6-3. AFLOW- integrated infrastructure for autonomous computational materials discovery

6-3. AFLOW: integrated infrastructure for autonomous computational materials discovery

Cormac Henry Toher

Duke University, USA

Abstract: The AFLOW framework for computational materials design integrates modules to generate new materials structures using crystallographic prototypes with routines to analyze symmetry and thermodynamic stability, calculate thermo-mechanical properties and perform automated error correction of DFT calculations. The data generated using AFLOW are available online at aflow.org and are programmatically accessible via the AFLOW REST-API and AFLUX Search-API.
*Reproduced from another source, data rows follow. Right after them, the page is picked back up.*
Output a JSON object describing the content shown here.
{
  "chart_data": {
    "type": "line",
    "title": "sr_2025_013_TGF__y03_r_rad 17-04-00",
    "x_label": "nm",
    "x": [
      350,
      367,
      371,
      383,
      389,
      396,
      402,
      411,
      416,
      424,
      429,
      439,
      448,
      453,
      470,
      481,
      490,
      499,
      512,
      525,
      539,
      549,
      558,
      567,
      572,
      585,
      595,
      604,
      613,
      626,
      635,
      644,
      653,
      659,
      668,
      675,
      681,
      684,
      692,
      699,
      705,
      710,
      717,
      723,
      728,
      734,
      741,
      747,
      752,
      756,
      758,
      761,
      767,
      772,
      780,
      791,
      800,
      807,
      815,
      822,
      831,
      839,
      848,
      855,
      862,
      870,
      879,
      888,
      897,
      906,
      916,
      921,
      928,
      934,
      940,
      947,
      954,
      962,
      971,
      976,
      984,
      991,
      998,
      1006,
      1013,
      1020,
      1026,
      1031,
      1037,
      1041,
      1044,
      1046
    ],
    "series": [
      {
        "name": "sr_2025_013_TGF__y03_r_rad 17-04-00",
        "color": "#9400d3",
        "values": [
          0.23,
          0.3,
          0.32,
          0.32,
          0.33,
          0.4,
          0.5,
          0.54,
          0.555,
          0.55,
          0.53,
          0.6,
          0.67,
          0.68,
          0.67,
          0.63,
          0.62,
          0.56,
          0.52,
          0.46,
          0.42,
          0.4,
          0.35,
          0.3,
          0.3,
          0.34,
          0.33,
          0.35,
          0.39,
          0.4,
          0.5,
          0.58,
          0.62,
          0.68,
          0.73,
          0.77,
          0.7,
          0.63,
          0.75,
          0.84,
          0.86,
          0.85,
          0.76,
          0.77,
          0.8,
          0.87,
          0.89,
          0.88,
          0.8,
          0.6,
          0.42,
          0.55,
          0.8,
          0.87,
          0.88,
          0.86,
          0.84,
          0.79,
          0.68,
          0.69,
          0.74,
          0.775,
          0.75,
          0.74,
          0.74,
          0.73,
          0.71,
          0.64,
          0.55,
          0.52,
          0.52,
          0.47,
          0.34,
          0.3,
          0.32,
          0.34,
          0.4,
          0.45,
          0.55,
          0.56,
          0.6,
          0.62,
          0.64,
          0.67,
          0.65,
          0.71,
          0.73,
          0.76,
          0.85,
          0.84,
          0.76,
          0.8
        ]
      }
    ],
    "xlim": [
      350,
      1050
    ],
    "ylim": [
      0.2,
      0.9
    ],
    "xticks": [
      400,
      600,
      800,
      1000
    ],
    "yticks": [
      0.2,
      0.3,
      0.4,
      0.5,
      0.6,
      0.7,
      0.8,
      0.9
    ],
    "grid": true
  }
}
Analysis of the dependence of formation enthalpy on the number of species using data extracted from the AFLOW data repository shows that the gain in formation entropy exceeds the gain in formation enthalpy as more species are added to the mixture, demonstrating the importance of disorder in the formation of multicomponent materials. Disordered materials are difficult to model directly using first principles calculations. Therefore, descriptors and thermodynamic models have been developed using data from ensembles of ordered calculations in the AFLOW data repository to predict the synthesizability of new disordered materials such as metallic glasses and high entropy carbides using the thermodynamic density of states, as well as to predict the transition temperatures and miscibility gaps for high entropy alloys. AFLOW data is also being employed to train machine-learning models to predict properties ranging from the electronic band gap to thermo-mechanical properties such as the bulk modulus and Debye temperature. These machine-learning models are now available for use via interactive online applications on the aflow.org web portal at aflow.org/aflow-ml, and are programmatically accessible via the new AFLOW-ML API.
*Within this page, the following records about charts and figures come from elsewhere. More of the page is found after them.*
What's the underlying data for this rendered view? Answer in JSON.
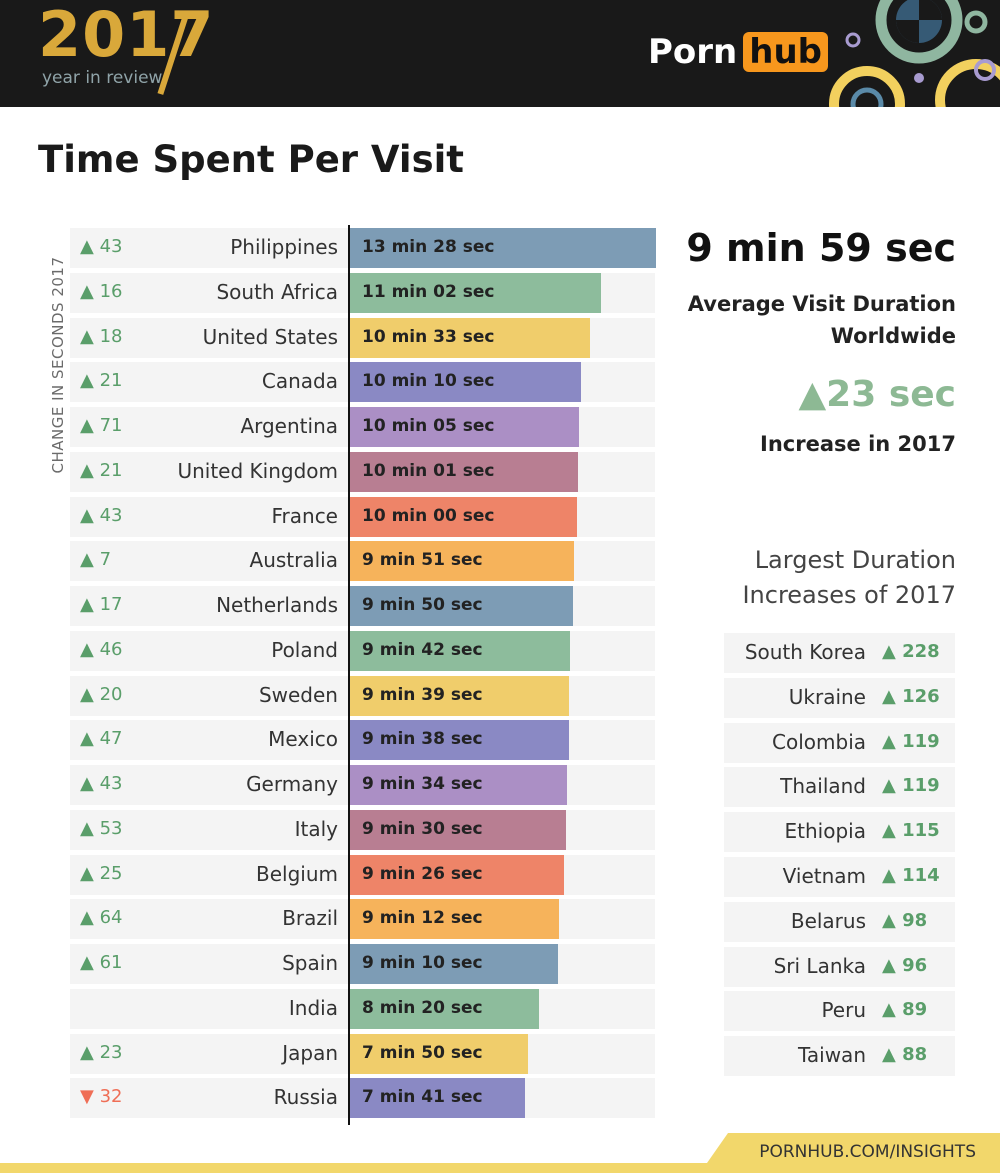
{
  "header": {
    "year": "2017",
    "subtitle": "year in review",
    "brand_left": "Porn",
    "brand_right": "hub"
  },
  "title": "Time Spent Per Visit",
  "side_label": "CHANGE IN SECONDS 2017",
  "colors": {
    "blue": "#7d9cb5",
    "green": "#8dbc9c",
    "yellow": "#f0cd6b",
    "indigo": "#8a89c4",
    "purple": "#ab8fc5",
    "mauve": "#b87e92",
    "salmon": "#ee8468",
    "orange": "#f6b35b",
    "up": "#5a9e6a",
    "down": "#ef6e56"
  },
  "chart_data": {
    "type": "bar",
    "orientation": "horizontal",
    "title": "Time Spent Per Visit",
    "unit": "seconds",
    "categories": [
      "Philippines",
      "South Africa",
      "United States",
      "Canada",
      "Argentina",
      "United Kingdom",
      "France",
      "Australia",
      "Netherlands",
      "Poland",
      "Sweden",
      "Mexico",
      "Germany",
      "Italy",
      "Belgium",
      "Brazil",
      "Spain",
      "India",
      "Japan",
      "Russia"
    ],
    "values": [
      808,
      662,
      633,
      610,
      605,
      601,
      600,
      591,
      590,
      582,
      579,
      578,
      574,
      570,
      566,
      552,
      550,
      500,
      470,
      461
    ],
    "value_labels": [
      "13 min 28 sec",
      "11 min 02 sec",
      "10 min 33 sec",
      "10 min 10 sec",
      "10 min 05 sec",
      "10 min 01 sec",
      "10 min 00 sec",
      "9 min 51 sec",
      "9 min 50 sec",
      "9 min 42 sec",
      "9 min 39 sec",
      "9 min 38 sec",
      "9 min 34 sec",
      "9 min 30 sec",
      "9 min 26 sec",
      "9 min 12 sec",
      "9 min 10 sec",
      "8 min 20 sec",
      "7 min 50 sec",
      "7 min 41 sec"
    ],
    "changes": [
      "▲ 43",
      "▲ 16",
      "▲ 18",
      "▲ 21",
      "▲ 71",
      "▲ 21",
      "▲ 43",
      "▲ 7",
      "▲ 17",
      "▲ 46",
      "▲ 20",
      "▲ 47",
      "▲ 43",
      "▲ 53",
      "▲ 25",
      "▲ 64",
      "▲ 61",
      "",
      "▲ 23",
      "▼ 32"
    ],
    "change_dirs": [
      "up",
      "up",
      "up",
      "up",
      "up",
      "up",
      "up",
      "up",
      "up",
      "up",
      "up",
      "up",
      "up",
      "up",
      "up",
      "up",
      "up",
      "none",
      "up",
      "down"
    ],
    "bar_colors": [
      "blue",
      "green",
      "yellow",
      "indigo",
      "purple",
      "mauve",
      "salmon",
      "orange",
      "blue",
      "green",
      "yellow",
      "indigo",
      "purple",
      "mauve",
      "salmon",
      "orange",
      "blue",
      "green",
      "yellow",
      "indigo"
    ],
    "xlim": [
      0,
      808
    ],
    "grid": false,
    "legend": "none"
  },
  "summary": {
    "avg_value": "9 min 59 sec",
    "avg_label": "Average Visit Duration Worldwide",
    "increase_value": "▲23 sec",
    "increase_label": "Increase in 2017"
  },
  "largest_increases": {
    "title": "Largest Duration Increases of 2017",
    "items": [
      {
        "country": "South Korea",
        "value": "▲ 228"
      },
      {
        "country": "Ukraine",
        "value": "▲ 126"
      },
      {
        "country": "Colombia",
        "value": "▲ 119"
      },
      {
        "country": "Thailand",
        "value": "▲ 119"
      },
      {
        "country": "Ethiopia",
        "value": "▲ 115"
      },
      {
        "country": "Vietnam",
        "value": "▲ 114"
      },
      {
        "country": "Belarus",
        "value": "▲ 98"
      },
      {
        "country": "Sri Lanka",
        "value": "▲ 96"
      },
      {
        "country": "Peru",
        "value": "▲ 89"
      },
      {
        "country": "Taiwan",
        "value": "▲ 88"
      }
    ]
  },
  "footer": {
    "url": "PORNHUB.COM/INSIGHTS"
  }
}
Brief Introduction of Speaker
Cormac Toher

Prof. Toher is an Assistant Research Professor in the Department of Mechanical Engineering and Materials Science in Duke University, and is Associate Director of the Center for Autonomous Materials Design. He obtained his PhD degree in Physics from Trinity College Dublin, Ireland in 2008 under the supervision of Prof. Stefano Sanvito. He then joined the group of Prof. Gianaurelio Cuniberti in TU Dresden, Germany as a postdoctoral researcher. He joined the group of Stefano Curtarolo in the Center for Materials Genomics/Center for Autonomous Materials Design in Duke University in 2013. He was appointed as a research professor in the Department of Mechanical Engineering and Materials Science in 2015, and as Associate Director of the Center for Autonomous Materials Design in 2019. His research includes the automation of calculations of the thermal and mechanical properties of materials, the development of descriptors for the formation and stability of disordered materials, and the development of machine learning algorithms trained on computational materials science data.